Nijinsky was given a rating of 138 by Timeform, the second highest for a winner of the Epsom Derby up to that time. He was Timeform’s Horse of the Year for 1970. Nijinsky was also voted British Horse of the Year by the Racecourse Association, gaining 38 of the 40 votes. In their book A Century of Champions, John Randall and Tony Morris rated Nijinsky as a “great” Derby winner and the best Irish racehorse of the 20th Century. Vincent O’Brien named Nijinsky and Sir Ivor as the best horses he had trained, placing Nijinsky first “for brilliance.”
In 1970, a film was made about his racing career entitled A Horse Called Nijinsky. Narrated by Orson Welles, it was released in British cinemas and in 1988 released on VHS video. The Nijinsky team also was voted the 1970 BBC Sports Personality of the Year Team Award. In a poll in 2000, readers of the UK newspaper The Sun voted Nijinsky their ‘Horse of the Millennium.’ Among the more unusual tributes, a Cabernet Sauvignon wine and a variety of winter wheat have been named in Nijinsky’s honour.

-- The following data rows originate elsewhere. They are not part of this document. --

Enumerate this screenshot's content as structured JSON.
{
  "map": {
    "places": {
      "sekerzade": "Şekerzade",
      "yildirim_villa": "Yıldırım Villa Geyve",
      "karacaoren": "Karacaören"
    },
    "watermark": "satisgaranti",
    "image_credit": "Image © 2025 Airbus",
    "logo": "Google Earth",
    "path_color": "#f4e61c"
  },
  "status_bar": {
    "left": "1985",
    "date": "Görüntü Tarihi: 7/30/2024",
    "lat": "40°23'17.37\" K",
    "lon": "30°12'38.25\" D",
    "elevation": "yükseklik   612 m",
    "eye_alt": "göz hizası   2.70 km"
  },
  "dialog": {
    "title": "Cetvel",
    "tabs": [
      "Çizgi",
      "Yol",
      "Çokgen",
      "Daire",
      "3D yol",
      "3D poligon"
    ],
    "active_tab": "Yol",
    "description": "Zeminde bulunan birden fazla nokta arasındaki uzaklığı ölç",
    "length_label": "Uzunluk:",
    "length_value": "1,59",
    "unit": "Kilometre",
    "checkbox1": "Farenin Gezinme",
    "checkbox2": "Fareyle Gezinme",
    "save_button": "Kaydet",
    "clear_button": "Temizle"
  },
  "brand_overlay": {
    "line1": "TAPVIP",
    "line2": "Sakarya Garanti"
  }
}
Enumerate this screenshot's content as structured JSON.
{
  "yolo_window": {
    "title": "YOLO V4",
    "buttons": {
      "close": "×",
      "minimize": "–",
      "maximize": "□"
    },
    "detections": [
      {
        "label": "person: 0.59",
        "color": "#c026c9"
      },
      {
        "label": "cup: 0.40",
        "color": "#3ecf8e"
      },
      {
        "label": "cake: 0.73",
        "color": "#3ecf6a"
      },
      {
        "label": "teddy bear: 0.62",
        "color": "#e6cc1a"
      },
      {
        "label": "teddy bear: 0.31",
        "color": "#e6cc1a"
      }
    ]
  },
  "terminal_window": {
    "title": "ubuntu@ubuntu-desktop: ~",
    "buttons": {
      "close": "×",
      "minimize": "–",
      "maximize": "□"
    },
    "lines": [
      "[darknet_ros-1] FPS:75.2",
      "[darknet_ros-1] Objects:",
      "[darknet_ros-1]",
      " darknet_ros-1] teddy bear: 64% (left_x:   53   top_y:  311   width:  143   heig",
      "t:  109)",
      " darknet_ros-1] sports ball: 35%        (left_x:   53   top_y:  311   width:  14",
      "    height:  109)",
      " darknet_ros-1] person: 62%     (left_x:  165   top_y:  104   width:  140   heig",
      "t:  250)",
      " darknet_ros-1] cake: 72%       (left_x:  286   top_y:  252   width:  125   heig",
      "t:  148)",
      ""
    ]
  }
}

Having been sent to stand at stud in the United States, he was registered there as Nijinsky II, due to the fact that another American-bred stallion stood in the states named Nijinsky.

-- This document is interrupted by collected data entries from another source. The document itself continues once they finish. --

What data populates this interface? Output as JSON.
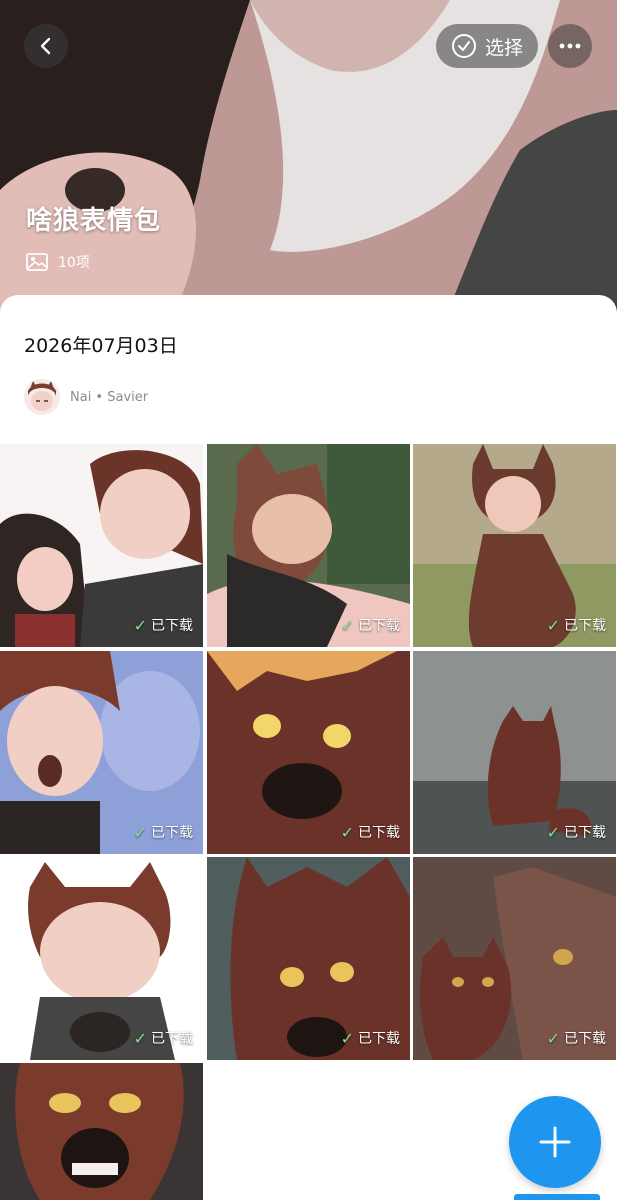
{
  "header": {
    "select_label": "选择",
    "album_title": "啥狼表情包",
    "item_count": "10项"
  },
  "sheet": {
    "date": "2026年07月03日",
    "author_name": "Nai • Savier"
  },
  "grid": {
    "download_label": "已下载",
    "items": [
      {
        "downloaded": true
      },
      {
        "downloaded": true
      },
      {
        "downloaded": true
      },
      {
        "downloaded": true
      },
      {
        "downloaded": true
      },
      {
        "downloaded": true
      },
      {
        "downloaded": true
      },
      {
        "downloaded": true
      },
      {
        "downloaded": true
      },
      {
        "downloaded": false
      }
    ]
  },
  "icons": {
    "back": "chevron-left-icon",
    "select": "check-circle-icon",
    "more": "more-dots-icon",
    "image": "image-icon",
    "download_check": "checkmark-icon",
    "add": "plus-icon"
  },
  "colors": {
    "accent": "#1e96f0",
    "download_check": "#7ee28f"
  }
}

Nijinsky II sired 155 Stakes/Group winners, and is the only sire to have a winner of the Kentucky and Epsom Derbies in the same year. His notable progeny included Caerleon – Three-Year-Old Champion Colt in France, won the Group One Prix du Jockey Club and International Stakes and went onto become leading sire in Great Britain and Ireland 1988 and 1991. Others included Ferdinand – 1986 Kentucky Derby and 1987 Breeders’ Cup Classic and United States Horse of the Year, Golden Fleece – won 1982 Epsom Derby, undefeated Champion Three-Year-Old Colt in England and Ireland, Green Dancer – won 1974 Futurity Stakes, 1975 Prix Lupin, Poule d’Essai des Poulains, Leading sire in France in 1991, Ile de Bourbon – won 1978 King George VI and Queen Elizabeth Stakes, Lammtarra – undefeated, won 1995 Epsom Derby, King George VI and Queen Elizabeth Stakes and Prix de l’Arc de Triomphe, the recently deceased Royal Academy – won July Cup and Breeders’ Cup Mile, sired Bullish Luck and Val Royal amongst others. Nijinsky II sired the world’s most expensive yearling in 1985, selling for US$13.1 million. The colt was named Seattle Dancer.

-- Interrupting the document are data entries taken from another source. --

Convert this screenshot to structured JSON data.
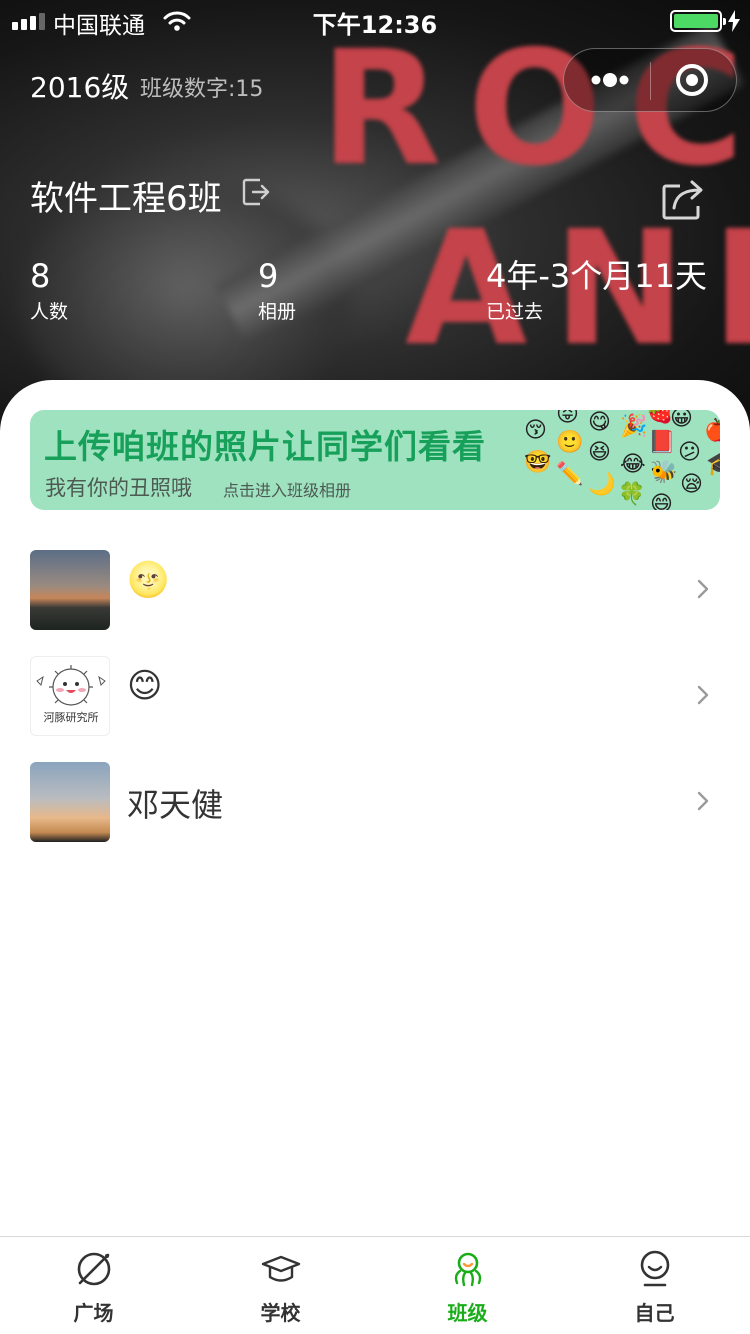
{
  "status_bar": {
    "carrier": "中国联通",
    "time": "下午12:36"
  },
  "header": {
    "grade": "2016级",
    "class_number_text": "班级数字:15",
    "class_name": "软件工程6班",
    "background_words": [
      "ROCK",
      "AND"
    ],
    "stats": [
      {
        "value": "8",
        "label": "人数"
      },
      {
        "value": "9",
        "label": "相册"
      },
      {
        "value": "4年-3个月11天",
        "label": "已过去"
      }
    ]
  },
  "banner": {
    "title": "上传咱班的照片让同学们看看",
    "subtitle": "我有你的丑照哦",
    "hint": "点击进入班级相册"
  },
  "members": [
    {
      "name": "🌝",
      "avatar": "dusk-road-photo"
    },
    {
      "name": "😊",
      "avatar": "pufferfish-lab-logo",
      "avatar_caption": "河豚研究所"
    },
    {
      "name": "邓天健",
      "avatar": "sunset-sky-photo"
    }
  ],
  "tab_bar": {
    "tabs": [
      {
        "label": "广场",
        "icon": "planet-icon",
        "active": false
      },
      {
        "label": "学校",
        "icon": "graduation-cap-icon",
        "active": false
      },
      {
        "label": "班级",
        "icon": "class-group-icon",
        "active": true
      },
      {
        "label": "自己",
        "icon": "person-smile-icon",
        "active": false
      }
    ]
  },
  "colors": {
    "accent": "#1aad19",
    "banner_bg": "#9fe2c0",
    "banner_title": "#17a05a",
    "battery": "#4cd964"
  }
}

Nijinsky was euthanized in April 1992 as a result of suffering from from laminitis since 1985. He had been troubled with chronic leg problems. Walter Kaufmann, a veterinarian, had Nijinsky II destroyed after the horse experienced severe discomfort in the days leading up to his death.
His whole body, rather than the traditional head, heart and hooves, was buried in the farm’s horse cemetery between Riva Ridge and Secretariat.